Fulani militants kill 17 Christians in Plateau state in June
At least 14 Christians were killed in an attack on Sabon Layi village In Plateau state’s Kuru District, Jos South County, on 13 June. Local resident George Dung reported that armed Fulani herdsmen attacked the village at about 9 pm. He told Morning Star News in a text message, “So far, 14 corpses of Christians killed have been recovered as of 1 am [14 June].” Seven other Christians were wounded and were receiving treatment at Jos University Teaching Hospital and Enos Hospital in Miango town.
Local Senator Istifanus Gyang, a member of Nigeria’s National Assembly, issued a statement in which he demanded that the government stop such attacks. “We need more reinforcement of security operatives in our various communities to curtail this heinous act,” he said. “Government has a burden, which is constitutional, that is to protect lives and property, so the government has to take responsibility for its citizens.”

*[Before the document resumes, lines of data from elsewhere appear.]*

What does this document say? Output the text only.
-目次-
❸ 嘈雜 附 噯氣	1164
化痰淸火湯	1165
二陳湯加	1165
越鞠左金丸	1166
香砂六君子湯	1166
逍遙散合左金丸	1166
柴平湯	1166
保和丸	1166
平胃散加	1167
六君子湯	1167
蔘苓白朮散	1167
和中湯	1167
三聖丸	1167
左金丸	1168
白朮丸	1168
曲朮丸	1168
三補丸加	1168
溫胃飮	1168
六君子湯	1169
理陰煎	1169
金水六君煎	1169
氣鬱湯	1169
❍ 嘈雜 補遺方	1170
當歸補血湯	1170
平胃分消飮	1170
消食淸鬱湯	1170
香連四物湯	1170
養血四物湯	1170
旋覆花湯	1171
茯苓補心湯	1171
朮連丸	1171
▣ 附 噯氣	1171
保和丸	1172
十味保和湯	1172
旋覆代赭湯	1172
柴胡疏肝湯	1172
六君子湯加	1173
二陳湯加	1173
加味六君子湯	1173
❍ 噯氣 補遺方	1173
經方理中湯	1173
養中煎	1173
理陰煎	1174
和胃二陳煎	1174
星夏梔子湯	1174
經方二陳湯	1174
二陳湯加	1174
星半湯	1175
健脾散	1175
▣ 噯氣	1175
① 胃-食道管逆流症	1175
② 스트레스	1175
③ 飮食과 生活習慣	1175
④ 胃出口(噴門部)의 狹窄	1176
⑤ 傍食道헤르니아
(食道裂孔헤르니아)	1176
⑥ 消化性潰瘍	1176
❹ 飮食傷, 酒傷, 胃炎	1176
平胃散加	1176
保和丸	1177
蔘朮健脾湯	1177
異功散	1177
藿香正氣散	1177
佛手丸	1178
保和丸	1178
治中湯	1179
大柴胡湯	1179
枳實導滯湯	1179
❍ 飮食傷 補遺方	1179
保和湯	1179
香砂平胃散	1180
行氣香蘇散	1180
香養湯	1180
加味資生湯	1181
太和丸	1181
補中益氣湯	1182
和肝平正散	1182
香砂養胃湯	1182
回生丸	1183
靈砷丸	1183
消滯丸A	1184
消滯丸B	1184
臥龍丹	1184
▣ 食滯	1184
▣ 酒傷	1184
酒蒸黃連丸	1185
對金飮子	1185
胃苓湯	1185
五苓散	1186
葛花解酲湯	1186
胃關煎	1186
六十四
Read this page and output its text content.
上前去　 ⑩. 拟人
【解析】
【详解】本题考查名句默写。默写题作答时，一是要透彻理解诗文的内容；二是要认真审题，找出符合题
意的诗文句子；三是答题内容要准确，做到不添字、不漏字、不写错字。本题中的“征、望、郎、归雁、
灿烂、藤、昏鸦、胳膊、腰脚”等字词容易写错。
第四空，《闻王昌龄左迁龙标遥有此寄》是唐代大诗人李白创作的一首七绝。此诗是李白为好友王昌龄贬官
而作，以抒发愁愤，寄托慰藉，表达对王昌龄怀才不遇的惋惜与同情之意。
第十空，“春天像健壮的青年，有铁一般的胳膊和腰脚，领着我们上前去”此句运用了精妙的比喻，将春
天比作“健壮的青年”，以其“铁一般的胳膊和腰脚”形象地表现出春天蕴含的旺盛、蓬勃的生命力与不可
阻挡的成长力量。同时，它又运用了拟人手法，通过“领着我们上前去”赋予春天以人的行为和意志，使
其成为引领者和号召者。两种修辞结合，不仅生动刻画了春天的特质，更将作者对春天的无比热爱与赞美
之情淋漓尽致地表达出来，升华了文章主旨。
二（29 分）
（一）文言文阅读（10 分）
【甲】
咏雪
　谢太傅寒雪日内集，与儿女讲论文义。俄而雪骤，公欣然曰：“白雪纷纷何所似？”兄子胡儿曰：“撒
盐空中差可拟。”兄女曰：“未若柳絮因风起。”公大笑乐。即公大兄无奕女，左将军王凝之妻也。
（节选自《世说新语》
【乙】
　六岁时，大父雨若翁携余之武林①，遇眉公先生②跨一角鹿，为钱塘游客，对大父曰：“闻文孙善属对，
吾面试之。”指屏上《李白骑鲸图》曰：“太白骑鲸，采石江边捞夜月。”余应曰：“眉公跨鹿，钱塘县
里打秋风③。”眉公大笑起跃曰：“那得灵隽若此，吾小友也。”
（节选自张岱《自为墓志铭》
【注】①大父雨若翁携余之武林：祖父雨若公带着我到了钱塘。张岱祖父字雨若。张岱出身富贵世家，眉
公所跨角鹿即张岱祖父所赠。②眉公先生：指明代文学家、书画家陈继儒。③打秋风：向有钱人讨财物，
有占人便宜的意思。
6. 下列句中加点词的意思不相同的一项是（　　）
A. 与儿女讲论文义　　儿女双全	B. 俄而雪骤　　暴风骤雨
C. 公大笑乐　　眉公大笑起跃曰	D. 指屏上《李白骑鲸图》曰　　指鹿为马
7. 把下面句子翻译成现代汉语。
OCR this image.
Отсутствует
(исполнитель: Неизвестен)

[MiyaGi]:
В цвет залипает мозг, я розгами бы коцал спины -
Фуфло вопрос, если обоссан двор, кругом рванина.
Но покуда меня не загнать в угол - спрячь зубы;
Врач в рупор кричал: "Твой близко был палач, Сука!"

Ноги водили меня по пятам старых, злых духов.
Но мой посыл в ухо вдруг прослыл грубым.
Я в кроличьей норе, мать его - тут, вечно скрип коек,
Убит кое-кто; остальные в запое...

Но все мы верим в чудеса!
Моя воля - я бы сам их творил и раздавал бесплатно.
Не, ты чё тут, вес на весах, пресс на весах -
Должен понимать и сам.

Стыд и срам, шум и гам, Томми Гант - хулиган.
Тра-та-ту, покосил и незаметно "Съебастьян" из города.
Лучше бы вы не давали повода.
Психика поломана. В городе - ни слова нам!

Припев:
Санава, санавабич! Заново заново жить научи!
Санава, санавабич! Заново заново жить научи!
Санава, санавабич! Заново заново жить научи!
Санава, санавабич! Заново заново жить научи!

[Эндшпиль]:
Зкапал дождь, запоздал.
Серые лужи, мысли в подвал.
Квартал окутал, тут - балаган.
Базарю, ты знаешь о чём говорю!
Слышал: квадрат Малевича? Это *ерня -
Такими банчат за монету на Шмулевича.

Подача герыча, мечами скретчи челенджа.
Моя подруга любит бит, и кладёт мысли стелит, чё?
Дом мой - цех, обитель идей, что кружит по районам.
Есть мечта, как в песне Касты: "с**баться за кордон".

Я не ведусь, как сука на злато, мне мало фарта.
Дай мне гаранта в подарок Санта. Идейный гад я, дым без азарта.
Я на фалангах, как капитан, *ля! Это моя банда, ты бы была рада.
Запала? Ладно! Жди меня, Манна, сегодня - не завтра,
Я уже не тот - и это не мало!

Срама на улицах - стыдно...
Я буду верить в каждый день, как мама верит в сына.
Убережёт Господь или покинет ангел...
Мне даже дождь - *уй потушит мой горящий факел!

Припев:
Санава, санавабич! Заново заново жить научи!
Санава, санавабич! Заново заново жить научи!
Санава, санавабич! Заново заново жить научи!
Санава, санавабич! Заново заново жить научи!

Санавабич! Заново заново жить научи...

Police spokesman Gabriel Ogaba said the Plateau State Police Command had received a report of ten persons shot dead in Sabon Layi. “Personnel of the command and the military have been deployed to the affected area,” he said, adding that investigations were underway.
On 12 June, Fulani herdsmen reportedly killed two Christians in an attack on Zogu village in Plateau state’s Miango District, Bassa County. Ezekiel Bini, president of the Irigwe Development Association, issued a statement on 14 June in which he said the herdsmen had also wounded two Christians who were receiving treatment at Jos University Teaching Hospital and at Enos Hospital, Miango.
“It’s unfortunate that we have continued to bury our people on every attack by Muslim Fulani gunmen without anything being done to stop the killings by the authorities,” he said.
Also on 12 June, a group of herdsmen shot dead a Christian farmer identified only as Bulus as he worked in his fields at about 9 am in the predominantly Christian community of Dong in Plateau state’s Jos North County. Local resident Beatrice Audu told Morning Star News, “Christians in Dong village are becoming endangered. Bulus was striving to provide decent living for his family. For how long should we continue to live like this?”